Many of these ships had no doctors or medicine kits or first-aid stations; their captains had to serve as physicians in the event of emergencies. The cures were primitive as "Diario de Navegacion" illustrates: "At 1 o'clock, the ropes holding the taut foresail broke and the frame fell on the head of the cabin boy Paulino Ignacio, causing two big wounds. The profuse bleeding was stopped with sugar and brandy. After five hours, we were informed that the bleeding resumed and we tried to remedy it immediately but no matter how many things we tried we couldn't stop the bleeding. Finally at 8, it stopped after we applied quicklime with the consent of the patient." (It doesn't say whether the cure was worse than the injury and the patient died anyway.)

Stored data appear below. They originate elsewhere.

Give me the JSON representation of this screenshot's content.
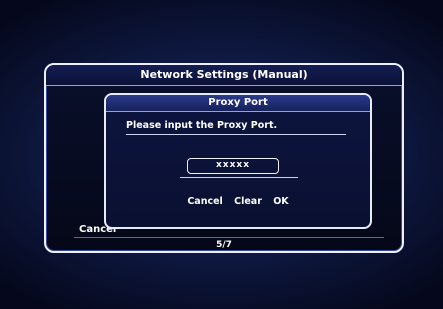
{
  "outer": {
    "title": "Network Settings (Manual)",
    "cancel_label": "Cancel",
    "page_indicator": "5/7"
  },
  "dialog": {
    "title": "Proxy Port",
    "prompt": "Please input the Proxy Port.",
    "input_value": "xxxxx",
    "buttons": {
      "cancel": "Cancel",
      "clear": "Clear",
      "ok": "OK"
    }
  }
}
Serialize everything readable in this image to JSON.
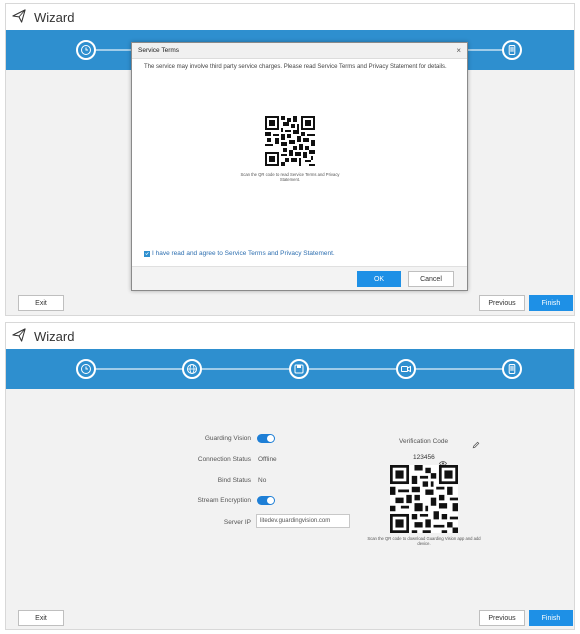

"There were many deaths and the corpses were thrown overboard even as sharks escorted the sailboat during a good part of the crossing. Mortality rates were high especially when the trip involved government exiles to the Philippines or prisoners returning from prison there. There were rarely ocean crossings without a death.

"At 10:00 the political detainee, a soldier by the name of Narciso la Barca, boarded in Manila with dysentery that was complicated by chicken pox. He was unable to make a last will and testament since he suddenly took a turn for the worse and was unable to speak. An inventory was made of his belongings."

(From Vertice, "Las Fragatas de Filipinas," Jose del Rio Sainz 1942.)